Campus Cooks at Purdue University

Catering to college frats may not be the most glamorous or prestigious job, but when a college catering company gets written up in Bloomberg Businessweek, there’s only one possible rationale: college catering is making bank.

Just look at the case study of Campus Cooks, a catering company whose entire client base is made of fraternities and sororities, and offers to feed college students catered, fresh, carefully sourced food that is not frozen pizza and leftover bong water. With 70 cooks on 20 campuses, the company’s projected to make $13 million in revenue next year — which is not bad at all for a company that serves chicken quesadillas with pico de gallo. (The fact that they charge between $2,000 and $4,000 per frat bro/sorostitutes per school year certainly helps with the profit margins.)

But before you throw off your toque, swallow your dignity, and make hangover omelettes for the rest of your life, you’ll need to understand your audience first — and if you don’t have the kitchen-burning, pledge-hazing frat experience of founder Bill Reeder, ain’t no frat in the country gonna listen to you blather about sustainability and cultural fusion and bug-eating:

After graduation in 1995, Reeder opted for a career on Wall Street. But the long hours wore him out, he says. So in 2004, with some money from his parents and a bank loan, he paid $200,000 for the same catering company that had fed him and his fraternity brothers. He then began sending out letters, cold-calling, and visiting fraternities and sororities to drum up business.
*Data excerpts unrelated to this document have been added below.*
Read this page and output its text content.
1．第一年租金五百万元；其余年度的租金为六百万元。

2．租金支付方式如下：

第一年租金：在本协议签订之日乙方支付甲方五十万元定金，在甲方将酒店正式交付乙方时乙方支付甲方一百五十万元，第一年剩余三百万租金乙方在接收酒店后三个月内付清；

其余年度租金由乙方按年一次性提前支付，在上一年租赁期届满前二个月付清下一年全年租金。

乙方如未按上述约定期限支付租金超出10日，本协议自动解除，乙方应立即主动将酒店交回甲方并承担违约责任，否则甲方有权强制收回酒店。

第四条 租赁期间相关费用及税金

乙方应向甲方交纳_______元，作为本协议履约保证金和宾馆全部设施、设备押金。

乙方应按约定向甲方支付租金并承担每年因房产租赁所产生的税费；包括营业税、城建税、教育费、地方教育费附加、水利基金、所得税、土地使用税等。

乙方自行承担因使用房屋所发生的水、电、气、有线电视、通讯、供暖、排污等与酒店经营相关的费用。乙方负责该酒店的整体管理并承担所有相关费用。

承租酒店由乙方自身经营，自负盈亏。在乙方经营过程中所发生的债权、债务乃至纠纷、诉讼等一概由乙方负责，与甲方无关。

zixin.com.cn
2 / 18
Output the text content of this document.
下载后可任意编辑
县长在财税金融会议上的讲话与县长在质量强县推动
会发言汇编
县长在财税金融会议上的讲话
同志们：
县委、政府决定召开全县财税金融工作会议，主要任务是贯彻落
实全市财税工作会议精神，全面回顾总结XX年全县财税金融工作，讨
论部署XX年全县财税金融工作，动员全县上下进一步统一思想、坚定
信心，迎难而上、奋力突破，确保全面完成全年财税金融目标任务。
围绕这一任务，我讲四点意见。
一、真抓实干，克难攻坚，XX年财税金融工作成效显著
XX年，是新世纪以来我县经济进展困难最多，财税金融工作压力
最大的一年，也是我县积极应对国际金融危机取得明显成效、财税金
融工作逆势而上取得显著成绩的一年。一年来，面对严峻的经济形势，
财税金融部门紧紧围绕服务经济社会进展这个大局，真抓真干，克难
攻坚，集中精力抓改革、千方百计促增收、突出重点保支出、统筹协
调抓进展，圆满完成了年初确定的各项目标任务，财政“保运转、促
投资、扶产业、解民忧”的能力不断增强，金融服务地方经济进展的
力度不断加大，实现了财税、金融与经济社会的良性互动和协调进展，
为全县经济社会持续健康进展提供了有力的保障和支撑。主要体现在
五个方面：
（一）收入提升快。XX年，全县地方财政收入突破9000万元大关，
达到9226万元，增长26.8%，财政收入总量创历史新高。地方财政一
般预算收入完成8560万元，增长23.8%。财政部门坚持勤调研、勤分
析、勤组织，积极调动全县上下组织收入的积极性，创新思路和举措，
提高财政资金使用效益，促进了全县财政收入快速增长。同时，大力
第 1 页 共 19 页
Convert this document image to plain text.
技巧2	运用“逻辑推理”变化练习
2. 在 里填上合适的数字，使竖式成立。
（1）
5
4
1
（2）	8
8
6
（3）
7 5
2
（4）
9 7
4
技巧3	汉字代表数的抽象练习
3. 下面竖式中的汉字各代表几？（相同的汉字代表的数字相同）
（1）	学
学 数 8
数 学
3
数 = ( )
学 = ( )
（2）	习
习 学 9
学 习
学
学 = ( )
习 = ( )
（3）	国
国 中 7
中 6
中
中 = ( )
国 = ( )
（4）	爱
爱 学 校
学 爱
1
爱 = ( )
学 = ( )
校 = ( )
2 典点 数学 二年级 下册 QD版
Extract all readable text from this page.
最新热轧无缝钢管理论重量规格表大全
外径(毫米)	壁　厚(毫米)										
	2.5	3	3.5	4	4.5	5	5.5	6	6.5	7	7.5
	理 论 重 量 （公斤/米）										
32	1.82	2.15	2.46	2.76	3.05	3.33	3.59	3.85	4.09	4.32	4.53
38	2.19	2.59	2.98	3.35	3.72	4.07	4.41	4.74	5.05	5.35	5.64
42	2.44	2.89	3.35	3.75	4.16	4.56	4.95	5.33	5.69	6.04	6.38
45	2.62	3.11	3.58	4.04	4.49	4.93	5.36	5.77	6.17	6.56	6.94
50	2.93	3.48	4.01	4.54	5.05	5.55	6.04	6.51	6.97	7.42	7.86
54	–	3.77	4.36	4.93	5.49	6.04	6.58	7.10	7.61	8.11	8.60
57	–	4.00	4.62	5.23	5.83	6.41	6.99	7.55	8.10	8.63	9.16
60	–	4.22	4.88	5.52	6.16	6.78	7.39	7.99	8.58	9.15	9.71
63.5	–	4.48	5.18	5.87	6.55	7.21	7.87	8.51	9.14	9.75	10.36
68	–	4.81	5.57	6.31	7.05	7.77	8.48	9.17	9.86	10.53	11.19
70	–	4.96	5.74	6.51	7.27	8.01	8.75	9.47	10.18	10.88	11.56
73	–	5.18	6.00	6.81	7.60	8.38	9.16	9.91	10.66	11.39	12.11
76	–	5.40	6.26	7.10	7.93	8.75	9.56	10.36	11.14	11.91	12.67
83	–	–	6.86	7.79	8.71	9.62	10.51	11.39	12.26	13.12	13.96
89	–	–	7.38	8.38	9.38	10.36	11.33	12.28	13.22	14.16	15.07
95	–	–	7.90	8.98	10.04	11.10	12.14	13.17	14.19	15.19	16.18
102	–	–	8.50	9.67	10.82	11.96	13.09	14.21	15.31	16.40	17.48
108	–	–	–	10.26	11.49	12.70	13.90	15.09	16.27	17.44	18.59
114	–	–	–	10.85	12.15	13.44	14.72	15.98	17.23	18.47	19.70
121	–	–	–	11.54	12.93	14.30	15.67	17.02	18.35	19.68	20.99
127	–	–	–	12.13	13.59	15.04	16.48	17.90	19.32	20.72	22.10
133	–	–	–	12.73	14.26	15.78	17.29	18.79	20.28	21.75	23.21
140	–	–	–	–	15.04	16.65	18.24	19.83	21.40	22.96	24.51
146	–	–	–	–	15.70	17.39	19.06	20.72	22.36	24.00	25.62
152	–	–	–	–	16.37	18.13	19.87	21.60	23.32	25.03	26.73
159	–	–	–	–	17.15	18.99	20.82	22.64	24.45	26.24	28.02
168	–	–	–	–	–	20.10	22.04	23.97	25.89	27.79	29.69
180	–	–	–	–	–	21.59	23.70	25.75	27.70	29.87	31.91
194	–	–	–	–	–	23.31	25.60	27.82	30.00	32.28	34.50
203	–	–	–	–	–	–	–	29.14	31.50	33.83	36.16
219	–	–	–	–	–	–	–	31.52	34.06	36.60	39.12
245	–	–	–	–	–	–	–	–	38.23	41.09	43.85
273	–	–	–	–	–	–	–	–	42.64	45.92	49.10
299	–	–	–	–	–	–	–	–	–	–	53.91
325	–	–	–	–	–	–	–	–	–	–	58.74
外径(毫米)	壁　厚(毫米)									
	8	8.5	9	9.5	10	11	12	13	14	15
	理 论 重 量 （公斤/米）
The quality of the food got him in the door, Reeder says, but it was his understanding of Greek life, and the role of frat houses as modern-day eating clubs, that closed the deals. “We’re trying to create an atmosphere and experience,” he says.

No wonder they’ve managed to hire a former White House chef, line cooks from fancy restaurants, and rock star caterers — frat parties + $$$ = good times.